Passenger lists #lithuania #records

Ani Home

 I am trying to decide if I have hit a brick wall or an actual dead end. I cannot find immigration records for my Great Grandparents. Here is what I know.
My Great Grandfather, Max(Mordecai Tsvi or Hersch) Hoffman was born in Veisiejai Lithuania in 1860. He married my Great Grandmother, Rochel Leah Pasiutelis who was from Liskiava Lithuania in June 1887.

They ended up in Pittsburgh PA. Max’s Declaration of Intent was Oct. 30, 1897 and his Petition for Naturalization was Nov. 18, 1899. 

They had one son Abraham Abba born in the old country whose birth date on various census records and death record is listed as 1886 which must be incorrect since the parents were married in 1887.

My Grandmother Fannie Hoffman was the second child. There are no birth records for her anywhere. However there is a family story that she had a twin that died. The City if Pittsburgh has a death record for a baby born to my Great Grandparents that died on July 27, 1894 at the age of 3 months and 26 days. There is no birth record for this baby. The parents state they have lived at this address 3 months and before that Russia.
They had six more children born in Pittsburgh between 1886-1908.
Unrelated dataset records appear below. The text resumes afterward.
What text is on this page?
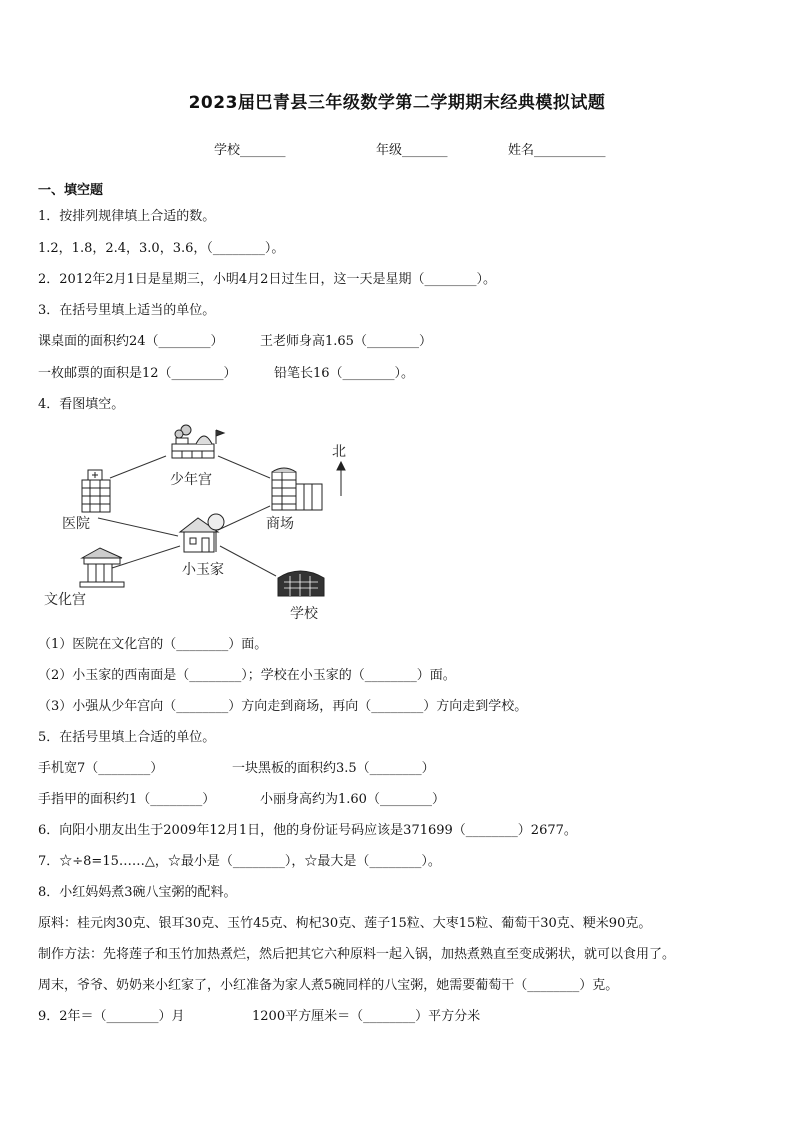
2023届巴青县三年级数学第二学期期末经典模拟试题
学校_______	年级_______	姓名___________
一、填空题
1．按排列规律填上合适的数。
1.2，1.8，2.4，3.0，3.6，（________）。
2．2012年2月1日是星期三，小明4月2日过生日，这一天是星期（________）。
3．在括号里填上适当的单位。
课桌面的面积约24（________）	王老师身高1.65（________）
一枚邮票的面积是12（________）	铅笔长16（________）。
4．看图填空。
少年宫
医院	商场
北
小玉家
文化宫
学校
（1）医院在文化宫的（________）面。
（2）小玉家的西南面是（________）；学校在小玉家的（________）面。
（3）小强从少年宫向（________）方向走到商场，再向（________）方向走到学校。
5．在括号里填上合适的单位。
手机宽7（________）	一块黑板的面积约3.5（________）
手指甲的面积约1（________）	小丽身高约为1.60（________）
6．向阳小朋友出生于2009年12月1日，他的身份证号码应该是371699（________）2677。
7．☆÷8=15……△，☆最小是（________），☆最大是（________）。
8．小红妈妈煮3碗八宝粥的配料。
原料：桂元肉30克、银耳30克、玉竹45克、枸杞30克、莲子15粒、大枣15粒、葡萄干30克、粳米90克。
制作方法：先将莲子和玉竹加热煮烂，然后把其它六种原料一起入锅，加热煮熟直至变成粥状，就可以食用了。
周末，爷爷、奶奶来小红家了，小红准备为家人煮5碗同样的八宝粥，她需要葡萄干（________）克。
9．2年＝（________）月	1200平方厘米＝（________）平方分米
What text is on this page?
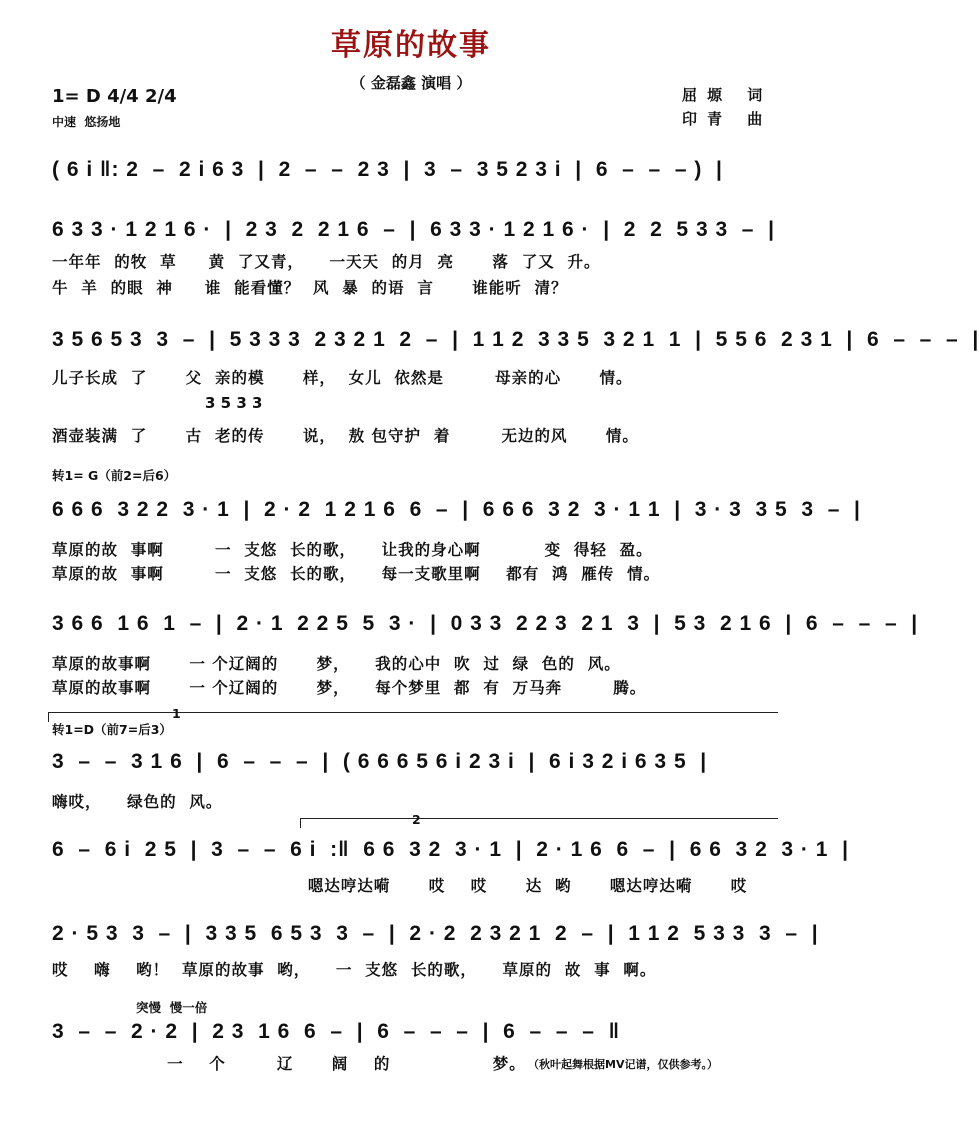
草原的故事
（ 金磊鑫 演唱 ）
1= D 4/4 2/4
中速  悠扬地
屈塬 词
印青 曲
( 6 i ‖: 2  –  2 i 6 3  |  2  –  –  2 3  |  3  –  3 5 2 3 i  |  6  –  –  – )  |
6 3 3 · 1 2 1 6 ·  |  2 3  2  2 1 6  –  |  6 3 3 · 1 2 1 6 ·  |  2  2  5 3 3  –  |
一年年  的牧  草     黄  了又青，    一天天  的月  亮      落  了又  升。
牛  羊  的眼  神     谁  能看懂？  风  暴  的语  言      谁能听  清？
3 5 6 5 3  3  –  |  5 3 3 3  2 3 2 1  2  –  |  1 1 2  3 3 5  3 2 1  1  |  5 5 6  2 3 1  |  6  –  –  –  |
儿子长成  了      父  亲的模      样，  女儿  依然是        母亲的心      情。
3 5 3 3
酒壶装满  了      古  老的传      说，  敖 包守护  着        无边的风      情。
转1= G（前2=后6）
6 6 6  3 2 2  3 · 1  |  2 · 2  1 2 1 6  6  –  |  6 6 6  3 2  3 · 1 1  |  3 · 3  3 5  3  –  |
草原的故  事啊        一  支悠  长的歌，    让我的身心啊          变  得轻  盈。
草原的故  事啊        一  支悠  长的歌，    每一支歌里啊    都有  鸿  雁传  情。
3 6 6  1 6  1  –  |  2 · 1  2 2 5  5  3 ·  |  0 3 3  2 2 3  2 1  3  |  5 3  2 1 6  |  6  –  –  –  |
草原的故事啊      一 个辽阔的      梦，    我的心中  吹  过  绿  色的  风。
草原的故事啊      一 个辽阔的      梦，    每个梦里  都  有  万马奔        腾。
1
转1=D（前7=后3）
3  –  –  3 1 6  |  6  –  –  –  |  ( 6 6 6 5 6 i 2 3 i  |  6 i 3 2 i 6 3 5  |
嗨哎，    绿色的  风。
2
6  –  6 i  2 5  |  3  –  –  6 i  :‖  6 6  3 2  3 · 1  |  2 · 1 6  6  –  |  6 6  3 2  3 · 1  |
嗯达哼达嗬      哎    哎      达  哟      嗯达哼达嗬      哎
2 · 5 3  3  –  |  3 3 5  6 5 3  3  –  |  2 · 2  2 3 2 1  2  –  |  1 1 2  5 3 3  3  –  |
哎    嗨    哟！  草原的故事  哟，    一  支悠  长的歌，    草原的  故  事  啊。
突慢  慢一倍
3  –  –  2 · 2  |  2 3  1 6  6  –  |  6  –  –  –  |  6  –  –  –  ‖
一    个        辽      阔    的                梦。 （秋叶起舞根据MV记谱，仅供参考。）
There is a passenger record for a Hersch Hoffman coming alone on the Helvetia from Liverpool to Castle Gardens on Dec. 9, 1889 alone.
No records for Rochel Leah and some Abraham.
Since there is a big age gap between Abraham and the rest of the siblings I assume Max came first alone and later Rochel Leah and Abraham joined them.
I cannot find them and in consequence I cannot determine when and where my grandmother was born and if the baby who died is her twin or not.
Is this a true dead end or what else can I do?
Sara Leah Ani


Marjorie Geiser

On Fri, Jul 31, 2020 at 06:04 AM, Ani Home wrote:
Hersch Hoffman

Looking at the manifest for Hersch Hoffman, on the Helvetia in 1889, it appears he is not alone; he has a 10 year old Dora with him; it's on the next page, below him.

Arizona, USA


Stephen Weinstein

The birth date listed as 1886 on various census records and a death record does not have to be incorrect just because you think the parents were married in 1887.  First, it is possible to have children without getting married first.  Second, you might have the date of the marriage wrong.  Third, the child could be from a previous marriage.  Fourth, because of governmental restrictions on marriages by Jews (which were meant to lower the Jewish birthrate, but weren't very successful), Jews often married according to Jewish law and began living together, having children, etc., years before they were able to become legally married in the eyes of the state, in some cases when their children were already grown; the wedding for which you find a record is not necessarily the first time that the bride and groom married each other.